Meet Hardy, not only a German shepherd but also a German immigrant with an advanced education in police work. Hardy has been in the United States about 7 months and still understands more German than English.

Hardy is teamed with officer Shaun Mahaffey in what is thought to be Janesville’s first K-9 unit.

They’ve been working the midnight shift since Oct. 7, and Hardy has helped with four or five arrests, most drug-related. They were introduced to the community early Tuesday afternoon with about 75 people—many of them police officers, city employees and their relatives—in attendance.

For the special event, Hardy wore both his everyday uniform—a working harness—and his dress uniform—a gold badge on a chain around his neck.

Ten-year-old Sam Bornemann liked Hardy.

“He was really calm,” Sam said.

Hardy initially was trained at his breeding kennel in Germany, then underwent months of advanced police training at Steinig Tal Police K-9 Academy in Campbellsport.

The final 21 days of Hardy’s training were with Mahaffey.

Hardy has been trained to detect the presence of four types of illegal drugs, to track, to search both buildings and open areas, to hold suspects at bay, to catch and hold suspects if they run and to protect Mahaffey and other officers.

The dog lives with the Mahaffey family, including two boys, ages 2 and 4, and Mazie, a 3-year-old female Australian shepherd that has become Hardy’s best friend, Mahaffey said.

The dog’s working life is anticipated to be 5 to 7 years, Police Chief Neil Mahan said.

Hardy and Mahaffey will work all three police shifts but probably will wind up on second shift—3 to 11 p.m.—because that is the busiest.
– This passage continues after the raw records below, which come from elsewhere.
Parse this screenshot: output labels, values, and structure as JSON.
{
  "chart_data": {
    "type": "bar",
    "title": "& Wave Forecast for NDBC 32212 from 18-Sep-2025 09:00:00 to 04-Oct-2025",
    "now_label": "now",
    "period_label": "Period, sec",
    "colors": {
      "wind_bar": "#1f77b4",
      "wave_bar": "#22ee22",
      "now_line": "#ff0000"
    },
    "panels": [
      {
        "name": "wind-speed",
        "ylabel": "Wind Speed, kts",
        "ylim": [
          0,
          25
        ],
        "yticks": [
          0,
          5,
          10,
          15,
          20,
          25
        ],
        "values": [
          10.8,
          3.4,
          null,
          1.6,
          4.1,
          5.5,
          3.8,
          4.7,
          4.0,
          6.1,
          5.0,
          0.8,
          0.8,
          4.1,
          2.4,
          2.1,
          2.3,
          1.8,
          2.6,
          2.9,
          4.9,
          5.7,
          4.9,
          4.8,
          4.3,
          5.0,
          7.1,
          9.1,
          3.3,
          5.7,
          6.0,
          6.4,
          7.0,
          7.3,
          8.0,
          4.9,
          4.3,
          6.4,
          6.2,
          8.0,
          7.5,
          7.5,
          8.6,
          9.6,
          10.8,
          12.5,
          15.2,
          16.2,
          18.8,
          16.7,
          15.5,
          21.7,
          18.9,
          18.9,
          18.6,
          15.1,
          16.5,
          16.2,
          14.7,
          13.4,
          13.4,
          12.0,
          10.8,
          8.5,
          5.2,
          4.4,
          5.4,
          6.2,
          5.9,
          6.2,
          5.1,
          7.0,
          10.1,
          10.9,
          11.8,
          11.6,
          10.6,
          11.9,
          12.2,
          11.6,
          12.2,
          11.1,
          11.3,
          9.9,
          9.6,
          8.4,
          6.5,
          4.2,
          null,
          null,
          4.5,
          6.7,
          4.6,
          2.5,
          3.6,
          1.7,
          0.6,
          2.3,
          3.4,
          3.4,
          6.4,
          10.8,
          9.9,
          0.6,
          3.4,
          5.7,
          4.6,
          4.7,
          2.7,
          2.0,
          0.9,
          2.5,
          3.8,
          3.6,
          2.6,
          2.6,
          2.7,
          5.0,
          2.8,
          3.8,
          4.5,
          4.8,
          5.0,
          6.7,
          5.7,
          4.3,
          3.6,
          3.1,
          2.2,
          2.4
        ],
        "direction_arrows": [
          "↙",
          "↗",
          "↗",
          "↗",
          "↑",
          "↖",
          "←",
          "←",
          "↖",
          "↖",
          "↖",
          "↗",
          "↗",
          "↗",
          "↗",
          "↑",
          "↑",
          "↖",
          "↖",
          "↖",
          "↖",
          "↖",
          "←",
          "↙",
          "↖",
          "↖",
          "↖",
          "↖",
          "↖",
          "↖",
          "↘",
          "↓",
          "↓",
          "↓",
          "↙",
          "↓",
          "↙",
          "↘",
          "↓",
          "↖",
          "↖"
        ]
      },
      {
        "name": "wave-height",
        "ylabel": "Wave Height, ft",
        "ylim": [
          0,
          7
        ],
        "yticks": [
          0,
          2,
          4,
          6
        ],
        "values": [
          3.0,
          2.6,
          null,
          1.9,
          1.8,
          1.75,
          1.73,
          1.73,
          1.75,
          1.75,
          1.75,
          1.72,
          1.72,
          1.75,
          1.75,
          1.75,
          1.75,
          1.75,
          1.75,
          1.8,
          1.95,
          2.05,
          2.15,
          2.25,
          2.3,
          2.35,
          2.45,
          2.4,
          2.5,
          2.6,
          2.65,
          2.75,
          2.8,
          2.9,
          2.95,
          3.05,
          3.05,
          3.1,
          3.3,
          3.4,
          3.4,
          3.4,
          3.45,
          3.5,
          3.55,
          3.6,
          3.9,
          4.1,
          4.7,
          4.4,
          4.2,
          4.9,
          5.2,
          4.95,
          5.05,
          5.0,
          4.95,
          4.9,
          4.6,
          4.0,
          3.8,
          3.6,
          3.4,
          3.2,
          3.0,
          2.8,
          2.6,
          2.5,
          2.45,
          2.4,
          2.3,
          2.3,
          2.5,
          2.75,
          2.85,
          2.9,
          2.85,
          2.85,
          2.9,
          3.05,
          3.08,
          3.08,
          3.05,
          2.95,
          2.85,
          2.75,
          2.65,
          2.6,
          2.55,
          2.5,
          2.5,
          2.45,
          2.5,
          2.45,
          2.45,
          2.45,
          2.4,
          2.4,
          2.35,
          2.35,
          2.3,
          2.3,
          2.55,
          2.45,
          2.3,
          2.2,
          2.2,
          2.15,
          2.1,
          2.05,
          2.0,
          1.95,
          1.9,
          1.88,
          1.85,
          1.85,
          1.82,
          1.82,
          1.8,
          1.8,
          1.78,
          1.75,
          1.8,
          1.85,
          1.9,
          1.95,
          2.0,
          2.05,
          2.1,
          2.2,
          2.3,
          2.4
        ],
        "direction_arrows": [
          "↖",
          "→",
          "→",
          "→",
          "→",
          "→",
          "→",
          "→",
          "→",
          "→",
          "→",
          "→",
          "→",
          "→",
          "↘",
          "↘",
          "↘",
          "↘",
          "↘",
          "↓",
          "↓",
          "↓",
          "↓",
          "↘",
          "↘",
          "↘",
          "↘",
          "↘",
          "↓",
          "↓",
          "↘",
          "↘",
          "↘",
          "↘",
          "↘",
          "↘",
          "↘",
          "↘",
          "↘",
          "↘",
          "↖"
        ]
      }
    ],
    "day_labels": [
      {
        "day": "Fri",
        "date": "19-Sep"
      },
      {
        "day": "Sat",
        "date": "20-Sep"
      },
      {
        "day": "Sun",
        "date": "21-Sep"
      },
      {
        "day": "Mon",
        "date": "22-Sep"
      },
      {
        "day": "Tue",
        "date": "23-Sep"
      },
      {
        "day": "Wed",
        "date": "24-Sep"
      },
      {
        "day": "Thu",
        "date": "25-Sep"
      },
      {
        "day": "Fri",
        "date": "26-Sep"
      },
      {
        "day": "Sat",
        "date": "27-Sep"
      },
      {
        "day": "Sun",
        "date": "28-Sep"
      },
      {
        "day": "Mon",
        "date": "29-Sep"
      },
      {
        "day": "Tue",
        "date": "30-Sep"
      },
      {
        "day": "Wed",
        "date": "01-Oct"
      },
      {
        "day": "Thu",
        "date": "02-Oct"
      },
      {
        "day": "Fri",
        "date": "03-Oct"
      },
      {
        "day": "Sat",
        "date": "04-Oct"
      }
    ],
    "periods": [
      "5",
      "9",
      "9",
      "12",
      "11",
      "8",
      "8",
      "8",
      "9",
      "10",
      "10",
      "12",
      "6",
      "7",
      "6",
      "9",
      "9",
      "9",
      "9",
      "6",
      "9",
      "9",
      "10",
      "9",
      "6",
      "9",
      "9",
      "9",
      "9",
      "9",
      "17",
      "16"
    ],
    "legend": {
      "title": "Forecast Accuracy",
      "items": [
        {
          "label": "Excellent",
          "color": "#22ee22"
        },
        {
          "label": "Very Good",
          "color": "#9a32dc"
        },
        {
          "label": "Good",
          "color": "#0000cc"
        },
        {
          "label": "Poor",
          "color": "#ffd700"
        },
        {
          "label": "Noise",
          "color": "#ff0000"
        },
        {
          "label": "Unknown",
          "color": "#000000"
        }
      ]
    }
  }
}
Hardy demonstrated his drug-detection ability Tuesday, picking out a box containing marijuana from a row of cartons. He’s detected marijuana and drug paraphernalia in vehicles from outside the vehicles.

If residents encounter Hardy and Mahaffey, they should be aware that Hardy is a police dog on the job and should ask Mahaffey’s permission before approaching him, Mahan said.

Besides winning over the crowd at his introduction, Hardy already has another fan.

As he sat patiently at Mahaffey’s side, a pickup truck rolled by with a large dog poking its head out a back window. The passing dog let a long, loud howl, which probably translates to:

“How ya doin’? Welcome to Janesville.”